A common mistake in conducting experiments is to neglect variation. Engineers are quite prone to this. We tend to think in deterministic formulas. This leads us to ignore the effects of variation in conducting experiments. To best explain this I will give an example.

Please note: I was not involved in this experiment. I am recounting the events of the experiment as well as I observed them from the outside. Some of the details have been simplified to ease reporting on them in my blog.

There was an experiment conducted at my employer about six years ago. The goal of the experiment was to select a material resistant to cavitation erosion. The material was to go into a piping system where it would be subjected to severe cavitation.

There was a sample tested for each candidate material. The testing entailed putting the sample under thermo-hydraulic conditions replicating those in the actual flow loop. After exposure to the test conditions the number of cavitation pits in the sample was counted. The data resembled something like that in graph below.

There were three materials tested. There was a count of cavitation pits per unit area for each material. The best material for the application is material A, right? What could be simpler than that?

In selecting material A there is actually a hidden unstated assumption. The assumption is that there is little to no variation in the material properties. If you were to rerun the test with additional samples you would get essentially the same result. To word it another way there is a low coefficient of variation. . If this assumption is true and we run the test multiple times and we then plot the data from these tests as a probability distribution we would have something that would look like what is shown below, the data from the original actual test is indicated with the asterisk.
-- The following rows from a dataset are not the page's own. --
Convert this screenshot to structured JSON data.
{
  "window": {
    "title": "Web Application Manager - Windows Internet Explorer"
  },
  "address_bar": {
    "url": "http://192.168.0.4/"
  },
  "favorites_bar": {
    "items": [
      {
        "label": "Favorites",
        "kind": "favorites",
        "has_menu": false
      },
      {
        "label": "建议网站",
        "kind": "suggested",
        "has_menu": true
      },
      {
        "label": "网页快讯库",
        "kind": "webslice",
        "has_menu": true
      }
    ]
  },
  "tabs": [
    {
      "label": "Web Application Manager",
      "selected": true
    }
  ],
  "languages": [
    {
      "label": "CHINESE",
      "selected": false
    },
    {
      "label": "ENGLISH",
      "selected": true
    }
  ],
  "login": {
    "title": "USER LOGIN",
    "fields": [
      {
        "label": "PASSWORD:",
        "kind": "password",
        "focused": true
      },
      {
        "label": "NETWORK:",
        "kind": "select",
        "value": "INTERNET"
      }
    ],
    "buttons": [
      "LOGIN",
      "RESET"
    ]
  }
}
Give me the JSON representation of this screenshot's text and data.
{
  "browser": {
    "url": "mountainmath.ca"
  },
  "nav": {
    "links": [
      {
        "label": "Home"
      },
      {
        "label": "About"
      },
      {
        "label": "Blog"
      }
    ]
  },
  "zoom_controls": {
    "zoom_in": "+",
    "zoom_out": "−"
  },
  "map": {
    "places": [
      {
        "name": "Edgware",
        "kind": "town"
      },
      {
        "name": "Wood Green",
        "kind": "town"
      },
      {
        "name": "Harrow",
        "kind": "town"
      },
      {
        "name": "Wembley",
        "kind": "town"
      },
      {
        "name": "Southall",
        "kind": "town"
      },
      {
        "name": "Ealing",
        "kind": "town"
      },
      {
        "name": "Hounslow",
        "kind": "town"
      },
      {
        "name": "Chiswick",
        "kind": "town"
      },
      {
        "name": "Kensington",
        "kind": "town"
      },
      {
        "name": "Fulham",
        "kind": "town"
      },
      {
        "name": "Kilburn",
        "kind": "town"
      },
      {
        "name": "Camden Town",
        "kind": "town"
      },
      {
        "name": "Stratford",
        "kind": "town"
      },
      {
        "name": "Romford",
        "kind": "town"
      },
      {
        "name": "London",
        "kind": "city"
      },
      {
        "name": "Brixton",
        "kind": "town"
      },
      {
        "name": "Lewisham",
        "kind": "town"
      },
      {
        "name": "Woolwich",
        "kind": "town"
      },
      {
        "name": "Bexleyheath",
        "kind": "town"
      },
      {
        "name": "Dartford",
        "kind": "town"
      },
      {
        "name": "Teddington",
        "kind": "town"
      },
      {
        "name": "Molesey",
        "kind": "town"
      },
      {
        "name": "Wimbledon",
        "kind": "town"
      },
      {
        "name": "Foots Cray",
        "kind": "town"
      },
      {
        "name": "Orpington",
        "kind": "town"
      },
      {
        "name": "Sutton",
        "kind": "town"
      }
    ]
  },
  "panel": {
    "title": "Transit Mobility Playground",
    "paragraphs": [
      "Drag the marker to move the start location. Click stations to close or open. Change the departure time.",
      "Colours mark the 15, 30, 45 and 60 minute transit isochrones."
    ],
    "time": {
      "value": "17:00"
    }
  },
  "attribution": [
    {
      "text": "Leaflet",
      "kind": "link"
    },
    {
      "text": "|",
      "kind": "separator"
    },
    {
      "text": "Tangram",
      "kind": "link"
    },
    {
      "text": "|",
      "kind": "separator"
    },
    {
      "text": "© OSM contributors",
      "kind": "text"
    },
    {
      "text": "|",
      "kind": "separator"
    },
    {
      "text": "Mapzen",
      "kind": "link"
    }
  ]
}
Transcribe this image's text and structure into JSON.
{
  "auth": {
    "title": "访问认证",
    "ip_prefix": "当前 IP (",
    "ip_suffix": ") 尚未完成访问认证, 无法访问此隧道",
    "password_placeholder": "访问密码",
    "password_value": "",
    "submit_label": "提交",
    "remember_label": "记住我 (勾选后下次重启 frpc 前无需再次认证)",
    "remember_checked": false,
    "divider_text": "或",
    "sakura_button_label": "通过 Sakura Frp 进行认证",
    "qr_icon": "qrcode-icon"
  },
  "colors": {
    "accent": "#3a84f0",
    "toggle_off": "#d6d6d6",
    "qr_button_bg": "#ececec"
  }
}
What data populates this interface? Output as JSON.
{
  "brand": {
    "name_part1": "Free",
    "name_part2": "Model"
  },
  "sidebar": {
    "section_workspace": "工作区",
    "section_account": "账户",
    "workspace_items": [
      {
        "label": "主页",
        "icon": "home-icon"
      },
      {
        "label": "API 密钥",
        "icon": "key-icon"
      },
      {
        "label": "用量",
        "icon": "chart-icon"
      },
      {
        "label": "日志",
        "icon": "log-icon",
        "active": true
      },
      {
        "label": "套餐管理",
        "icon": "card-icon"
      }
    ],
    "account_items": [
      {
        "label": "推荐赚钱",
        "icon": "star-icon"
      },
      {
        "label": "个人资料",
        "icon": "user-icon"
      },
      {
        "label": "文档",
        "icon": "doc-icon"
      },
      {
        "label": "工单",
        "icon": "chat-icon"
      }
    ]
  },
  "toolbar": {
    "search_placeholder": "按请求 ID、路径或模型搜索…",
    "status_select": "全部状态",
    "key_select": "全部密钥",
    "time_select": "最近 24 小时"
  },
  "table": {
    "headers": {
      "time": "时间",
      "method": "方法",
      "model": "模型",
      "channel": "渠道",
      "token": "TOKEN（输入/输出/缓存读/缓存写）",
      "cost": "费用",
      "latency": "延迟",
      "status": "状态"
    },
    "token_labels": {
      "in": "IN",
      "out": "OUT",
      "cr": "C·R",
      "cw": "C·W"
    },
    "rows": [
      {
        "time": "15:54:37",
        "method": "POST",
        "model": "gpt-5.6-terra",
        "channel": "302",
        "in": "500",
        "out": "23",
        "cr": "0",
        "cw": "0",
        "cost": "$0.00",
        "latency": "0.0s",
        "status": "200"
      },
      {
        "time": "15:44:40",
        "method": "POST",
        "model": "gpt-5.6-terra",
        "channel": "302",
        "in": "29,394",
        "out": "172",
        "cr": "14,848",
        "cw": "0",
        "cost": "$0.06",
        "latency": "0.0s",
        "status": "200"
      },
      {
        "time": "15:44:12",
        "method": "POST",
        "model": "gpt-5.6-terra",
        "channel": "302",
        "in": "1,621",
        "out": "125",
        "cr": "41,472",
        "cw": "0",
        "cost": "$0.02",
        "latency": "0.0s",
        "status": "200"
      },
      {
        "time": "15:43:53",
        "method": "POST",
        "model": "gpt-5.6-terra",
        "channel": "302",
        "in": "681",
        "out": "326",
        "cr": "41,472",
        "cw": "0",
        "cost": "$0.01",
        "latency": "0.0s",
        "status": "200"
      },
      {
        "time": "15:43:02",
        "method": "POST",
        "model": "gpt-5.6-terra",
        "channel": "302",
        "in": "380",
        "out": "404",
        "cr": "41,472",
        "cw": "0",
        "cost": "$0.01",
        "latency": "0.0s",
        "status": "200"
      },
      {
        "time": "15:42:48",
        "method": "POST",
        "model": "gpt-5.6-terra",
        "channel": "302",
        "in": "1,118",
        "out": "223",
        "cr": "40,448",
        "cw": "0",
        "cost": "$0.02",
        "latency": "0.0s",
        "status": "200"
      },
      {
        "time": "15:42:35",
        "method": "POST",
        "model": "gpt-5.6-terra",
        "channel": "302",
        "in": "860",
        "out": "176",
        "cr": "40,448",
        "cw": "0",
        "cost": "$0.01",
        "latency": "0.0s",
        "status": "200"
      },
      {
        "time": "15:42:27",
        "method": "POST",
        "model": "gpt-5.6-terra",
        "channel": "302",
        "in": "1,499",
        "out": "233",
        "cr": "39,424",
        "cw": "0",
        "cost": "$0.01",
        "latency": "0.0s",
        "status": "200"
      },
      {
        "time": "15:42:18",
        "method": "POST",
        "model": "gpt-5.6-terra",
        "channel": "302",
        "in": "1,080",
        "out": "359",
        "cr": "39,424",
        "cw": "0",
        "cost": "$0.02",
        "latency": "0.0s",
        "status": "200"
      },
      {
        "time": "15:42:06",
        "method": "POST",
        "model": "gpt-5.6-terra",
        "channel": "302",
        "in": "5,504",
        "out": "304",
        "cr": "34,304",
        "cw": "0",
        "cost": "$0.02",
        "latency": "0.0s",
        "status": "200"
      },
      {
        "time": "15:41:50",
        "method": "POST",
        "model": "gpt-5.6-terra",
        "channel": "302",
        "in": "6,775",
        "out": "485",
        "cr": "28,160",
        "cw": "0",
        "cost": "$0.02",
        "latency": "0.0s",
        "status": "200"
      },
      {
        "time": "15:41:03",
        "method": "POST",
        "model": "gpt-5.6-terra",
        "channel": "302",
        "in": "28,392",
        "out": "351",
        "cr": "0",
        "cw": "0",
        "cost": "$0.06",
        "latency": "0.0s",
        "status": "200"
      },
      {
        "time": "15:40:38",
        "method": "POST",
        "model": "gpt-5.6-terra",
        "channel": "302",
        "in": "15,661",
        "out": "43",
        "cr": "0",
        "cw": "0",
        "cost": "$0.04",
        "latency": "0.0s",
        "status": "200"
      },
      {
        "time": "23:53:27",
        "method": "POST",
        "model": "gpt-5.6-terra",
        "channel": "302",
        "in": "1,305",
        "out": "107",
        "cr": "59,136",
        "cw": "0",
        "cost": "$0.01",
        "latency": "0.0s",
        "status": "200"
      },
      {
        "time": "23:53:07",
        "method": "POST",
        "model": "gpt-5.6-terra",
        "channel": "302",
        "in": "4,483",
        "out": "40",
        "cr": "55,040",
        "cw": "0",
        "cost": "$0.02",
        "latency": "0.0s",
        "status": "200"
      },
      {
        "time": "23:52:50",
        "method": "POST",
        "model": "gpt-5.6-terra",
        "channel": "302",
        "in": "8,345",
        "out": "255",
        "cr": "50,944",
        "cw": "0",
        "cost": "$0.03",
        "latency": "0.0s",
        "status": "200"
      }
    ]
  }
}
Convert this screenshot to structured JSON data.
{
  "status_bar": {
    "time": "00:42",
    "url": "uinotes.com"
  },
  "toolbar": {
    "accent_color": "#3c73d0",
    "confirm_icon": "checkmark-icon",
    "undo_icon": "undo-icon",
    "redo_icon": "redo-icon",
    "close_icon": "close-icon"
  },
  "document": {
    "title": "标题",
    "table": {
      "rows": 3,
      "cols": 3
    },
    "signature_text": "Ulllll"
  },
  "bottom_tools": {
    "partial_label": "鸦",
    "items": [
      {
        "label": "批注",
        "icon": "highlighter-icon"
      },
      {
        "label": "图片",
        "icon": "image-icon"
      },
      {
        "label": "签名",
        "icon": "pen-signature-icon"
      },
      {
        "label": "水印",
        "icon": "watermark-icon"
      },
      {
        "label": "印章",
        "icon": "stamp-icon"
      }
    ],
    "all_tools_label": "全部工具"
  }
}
But the sad, ugly reality is that we cannot make that assumption without additional information. Material testing can have wide scatter in the data. Samples of nominally identical material but from different lots can have widely varying properties.

For all we know the probability distribution from running multiple samples would look like this:


Once again the actual data from the original test is shown with an asterisk. In this case there is no longer a significant difference in the behavior of the three materials. I am assuming that our one datapoint for each material falls at the mean. But based on the experimental data we can’t even be sure of that.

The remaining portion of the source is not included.